AT: Have you considered writing a book about your treatment plan?

Dr Gonzalez: We’ve just finished a book about the NIH clinical study because so many people wanted to know what happened after 7 years of work. I was asked by some of my congressional supporters to document all the mistakes that were made, and it turned into a book. And we think that should be published.

Do those sound like the words of someone whose mavericky treatment has recently been exonerated?

The Complainant Probably Revealed

Within that quotation is a statement that is interesting for another reason:

…government officials are looking into the way the study was set up and run by the people at NCI and Columbia. I can’t go into the details at this point, but I certainly would have run it differently.

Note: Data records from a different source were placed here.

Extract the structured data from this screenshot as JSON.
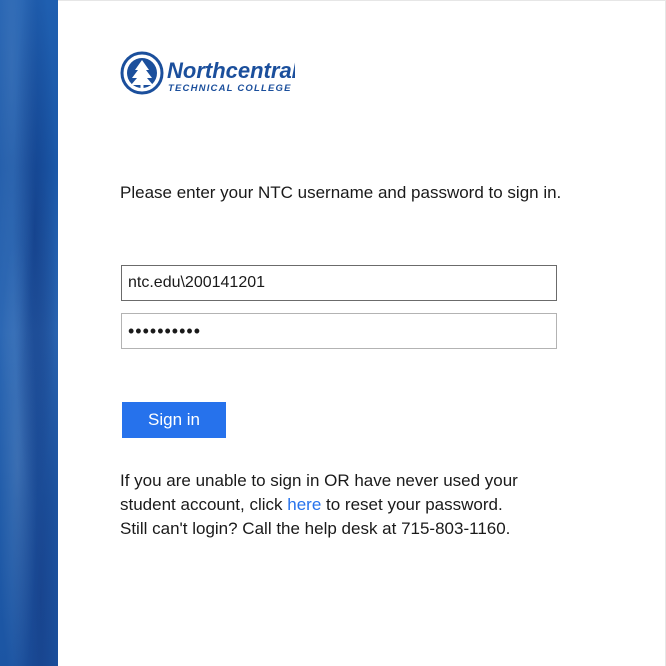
{
  "logo": {
    "name": "Northcentral",
    "subtitle": "TECHNICAL COLLEGE",
    "color": "#1b4f9c"
  },
  "login": {
    "instructions": "Please enter your NTC username and password to sign in.",
    "username_value": "ntc.edu\\200141201",
    "password_value": "••••••••••",
    "signin_label": "Sign in"
  },
  "help": {
    "text_before_link": "If you are unable to sign in OR have never used your student account, click ",
    "link_label": "here",
    "text_after_link": " to reset your password.",
    "helpdesk_text": "Still can't login? Call the help desk at 715-803-1160."
  },
  "colors": {
    "accent": "#2672ec",
    "sidebar": "#1f5fb0"
  }
}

Dr. Gonzalez appears to have been referring to the OHRP’s investigation that eventually resulted in its determination letter of June 2, 2008, quoted above. Further evidence for this is the preliminary determination letter of Feb. 25, 2008, which was part of the same investigation. The June 2 letter, moreover, includes several “complainant allegations”—numbers 3-7—that, in summary, charge that Columbia University had enrolled subjects who were either too sick or too emotionally unstable to comply with the “Gonzalez Regimen,” and that the DSMC’s decision to stop the trial had been wrong. The OHRP found, however, that each of these allegations was without merit.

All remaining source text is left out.